In one case, namely rental housing, one paper that accounts both for traditional incidence analysis and capitalization (Carroll and Yinger, National Tax Journal, 1994) actually estimates the extent to which property owners can shift taxes onto tenants. This is the easiest case to study, because tax shifting must take the form of higher rents. As a result, one can estimate the extent to which higher taxes in one jurisdiction are shifted onto tenants by determining whether rents are higher in jurisdictions with higher tax rates, all else equal.

If renters are fairly mobile, as seems likely, landlords cannot simply raise rents when property taxes go up. After all, higher property taxes alone do not make an apartment more desirable to a tenant, and mobile tenants will respond to a rent increase by moving. However, tenants will pay higher rents if they receive better public services, which form part of the benefits from living in a particular place. Public services and tax rates are not, of course, perfectly correlated. Some jurisdictions face high costs in providing public services, for example, and therefore must raise taxes more than other places to obtain the same public-service improvement. Nevertheless, a property tax increase does lead to some increase in the quality of public services. Thus, landlords can shift a property tax increase to tenants only to the extent that this increase is associated with better public services.

Using data for communities in the Boston area, Carroll and Yinger estimate that a $1.00 increase in property taxes results in a rent increase of only about $0.15, on average, even if the underlying supply curve for housing is very elastic (that is, even if landlords have many options). In the average community, therefore, landlords bear about 85% of the property tax burden. The burden on landlords varies across communities, depending on the cost of public services, among other things, but the landlord share is above 75% in every community. This study cannot observe the incomes or residential locations of landlords, but it implies that tenants, who almost certainly have lower average incomes than landlords, bear a relative small share of the burden of a property tax increase. Thus, the usual conclusion from traditional incidence analysis, namely that tenants are likely to bear a large share of the burden of a property tax increase, is not correct, at least not in the Boston area.

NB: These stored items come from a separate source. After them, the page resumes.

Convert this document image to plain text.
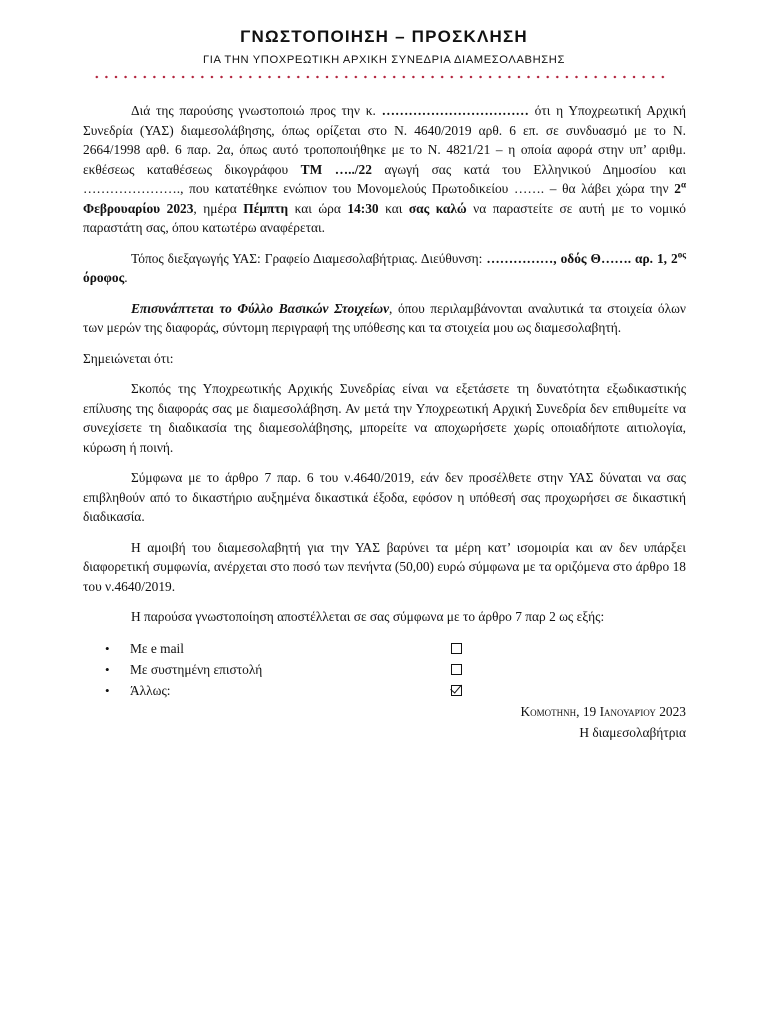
ΓΝΩΣΤΟΠΟΙΗΣΗ – ΠΡΟΣΚΛΗΣΗ
ΓΙΑ ΤΗΝ ΥΠΟΧΡΕΩΤΙΚΗ ΑΡΧΙΚΗ ΣΥΝΕΔΡΙΑ ΔΙΑΜΕΣΟΛΑΒΗΣΗΣ

Διά της παρούσης γνωστοποιώ προς την κ. …………………………… ότι η Υποχρεωτική Αρχική Συνεδρία (ΥΑΣ) διαμεσολάβησης, όπως ορίζεται στο Ν. 4640/2019 αρθ. 6 επ. σε συνδυασμό με το Ν. 2664/1998 αρθ. 6 παρ. 2α, όπως αυτό τροποποιήθηκε με το Ν. 4821/21 – η οποία αφορά στην υπ’ αριθμ. εκθέσεως καταθέσεως δικογράφου ΤΜ …../22 αγωγή σας κατά του Ελληνικού Δημοσίου και …………………., που κατατέθηκε ενώπιον του Μονομελούς Πρωτοδικείου ……. – θα λάβει χώρα την $2^\alpha$ Φεβρουαρίου 2023, ημέρα Πέμπτη και ώρα 14:30 και σας καλώ να παραστείτε σε αυτή με το νομικό παραστάτη σας, όπου κατωτέρω αναφέρεται.

Τόπος διεξαγωγής ΥΑΣ: Γραφείο Διαμεσολαβήτριας. Διεύθυνση: ……………, οδός Θ……. αρ. 1, $2^{o\varsigma}$ όροφος.

Επισυνάπτεται το Φύλλο Βασικών Στοιχείων, όπου περιλαμβάνονται αναλυτικά τα στοιχεία όλων των μερών της διαφοράς, σύντομη περιγραφή της υπόθεσης και τα στοιχεία μου ως διαμεσολαβητή.

Σημειώνεται ότι:

Σκοπός της Υποχρεωτικής Αρχικής Συνεδρίας είναι να εξετάσετε τη δυνατότητα εξωδικαστικής επίλυσης της διαφοράς σας με διαμεσολάβηση. Αν μετά την Υποχρεωτική Αρχική Συνεδρία δεν επιθυμείτε να συνεχίσετε τη διαδικασία της διαμεσολάβησης, μπορείτε να αποχωρήσετε χωρίς οποιαδήποτε αιτιολογία, κύρωση ή ποινή.

Σύμφωνα με το άρθρο 7 παρ. 6 του ν.4640/2019, εάν δεν προσέλθετε στην ΥΑΣ δύναται να σας επιβληθούν από το δικαστήριο αυξημένα δικαστικά έξοδα, εφόσον η υπόθεσή σας προχωρήσει σε δικαστική διαδικασία.

Η αμοιβή του διαμεσολαβητή για την ΥΑΣ βαρύνει τα μέρη κατ’ ισομοιρία και αν δεν υπάρξει διαφορετική συμφωνία, ανέρχεται στο ποσό των πενήντα (50,00) ευρώ σύμφωνα με τα οριζόμενα στο άρθρο 18 του ν.4640/2019.

Η παρούσα γνωστοποίηση αποστέλλεται σε σας σύμφωνα με το άρθρο 7 παρ 2 ως εξής:

• Με e mail
• Με συστημένη επιστολή
• Άλλως:
Κομοτηνη, 19 Ιανουαρίου 2023
Η διαμεσολαβήτρια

This result for rental housing may not carry over to other types of property. Property tax increases for commercial and industrial property, for example, may be shifted to a greater or lesser degree than those on rental property. Moreover, in the case of owner-occupied housing, capitalization simply adds a new dimension to the incidence analysis. The burden of a property tax increase still is likely to have a regressive impact, because higher-income owners spend a smaller share of their income on housing than do lower-income owners, but now the burden falls entirely on owners who own at the time the tax increase is announced, not on future owners — a distinction not recognized in traditional incidence analysis.